Ruang Hati

Kemarin, aku memiliki sebuah ruang yang kunamakan ruang hati. Di tempat itu aku sering berteduh, bercerita, dan sesekali curhat tentang aku dan kehidupanku. Namun, ruang itu sekarang ketika aku melihat sudah disegel. Sebuah papan bertuliskan: “SEDANG DIRENOVASI” ditulis besar-besar menghalangi pintu masuk.

Aku bingung. Gundah. Tak mengerti.

Ruang itu terlalu sering aku gunakan, ketika hujan sepi datang di sekitar pekarangan jiwaku, ruang itu selalu aku masuki. Hujan sepi terlalu sering datang, dan aku dulu terlalu sering kehujanan. Cuma ruang hati itu tempat aku berteduh, sangat spesial, karena selain berteduh dari sepi, di sana aku juga menemukan kehangatan. Di sana cinta bersemayam, sering sekali memberikanku selimut untuk menghalau semua berkas hujan sepi yang membasahi diriku.

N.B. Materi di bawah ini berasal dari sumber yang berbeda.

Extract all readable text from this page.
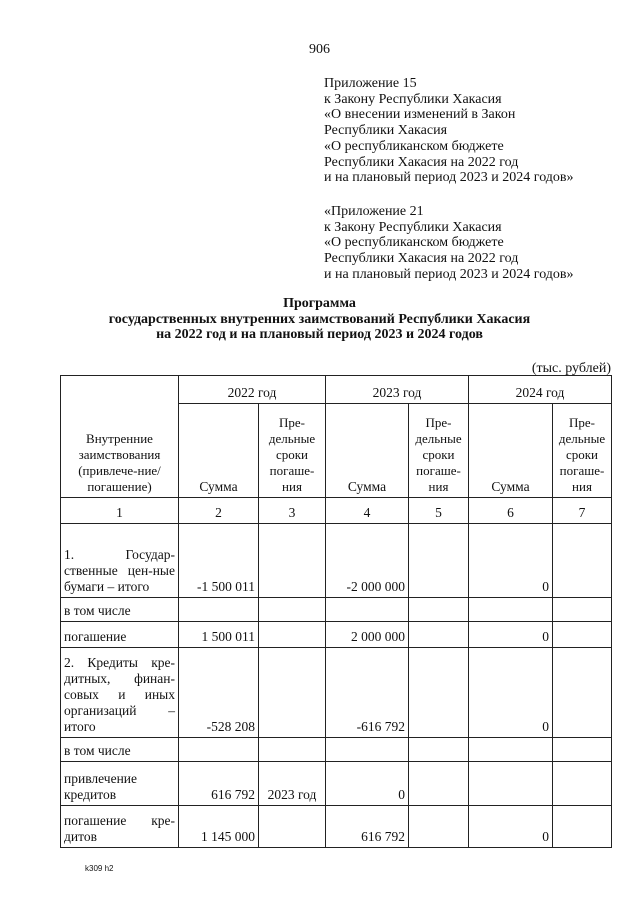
906
Приложение 15
к Закону Республики Хакасия
«О внесении изменений в Закон
Республики Хакасия
«О республиканском бюджете
Республики Хакасия на 2022 год
и на плановый период 2023 и 2024 годов»
«Приложение 21
к Закону Республики Хакасия
«О республиканском бюджете
Республики Хакасия на 2022 год
и на плановый период 2023 и 2024 годов»
Программа
государственных внутренних заимствований Республики Хакасия
на 2022 год и на плановый период 2023 и 2024 годов
(тыс. рублей)
Внутренние заимствования (привлече-ние/погашение)	2022 год		2023 год		2024 год	
	Сумма	Пре-дельные сроки погаше-ния	Сумма	Пре-дельные сроки погаше-ния	Сумма	Пре-дельные сроки погаше-ния
1	2	3	4	5	6	7
1. Государ-ственные цен-ные бумаги – итого	-1 500 011		-2 000 000		0	
в том числе						
погашение	1 500 011		2 000 000		0	
2. Кредиты кре-дитных, финан-совых и иных организаций – итого	-528 208		-616 792		0	
в том числе						
привлечение кредитов	616 792	2023 год	0			
погашение кре-дитов	1 145 000		616 792		0	
k309 h2
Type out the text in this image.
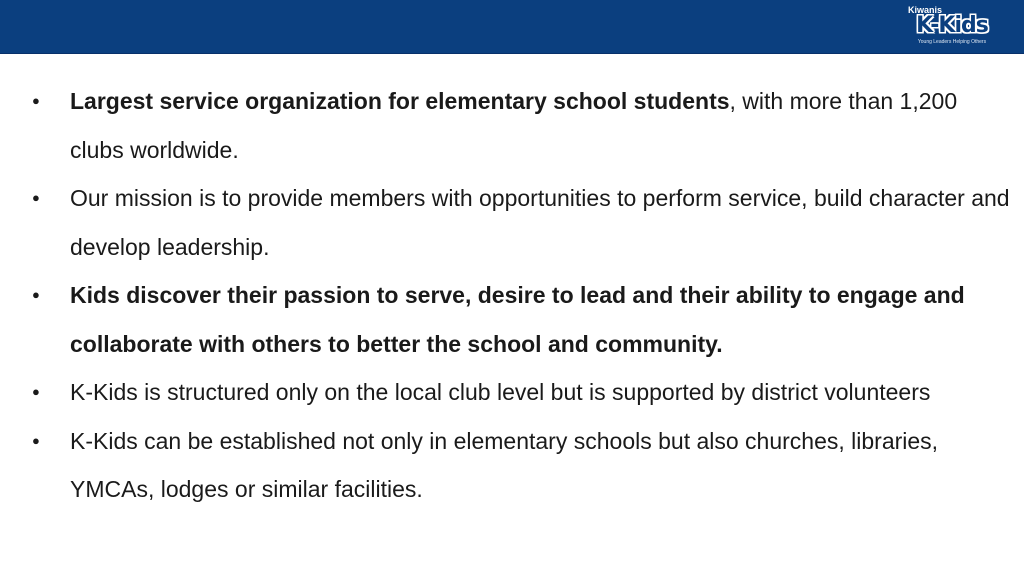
Kiwanis
K-Kids
Young Leaders Helping Others
● Largest service organization for elementary school students, with more than 1,200 clubs worldwide.
● Our mission is to provide members with opportunities to perform service, build character and develop leadership.
● Kids discover their passion to serve, desire to lead and their ability to engage and collaborate with others to better the school and community.
● K-Kids is structured only on the local club level but is supported by district volunteers
● K-Kids can be established not only in elementary schools but also churches, libraries, YMCAs, lodges or similar facilities.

Aku kangen cinta. Aku sayang cinta. Aku mencintai cinta karena cinta.

Aku masih syok. Baru tadi cinta mengunci pintu. Aku mendengar dia menangis, terasa berat suaranya ketika dia mengatakan: “MAAF BENI, RUANG INI HARUS AKU RENOVASI

Aku ingin bertanya, mengapa? Aku lebih memilih diam, melihat kondisi ruang itu. Padahal hujan sepi sedang hebat-hebatnya di luar. Aku kuyup, kebasahan oleh rasa sepi yang mendalam.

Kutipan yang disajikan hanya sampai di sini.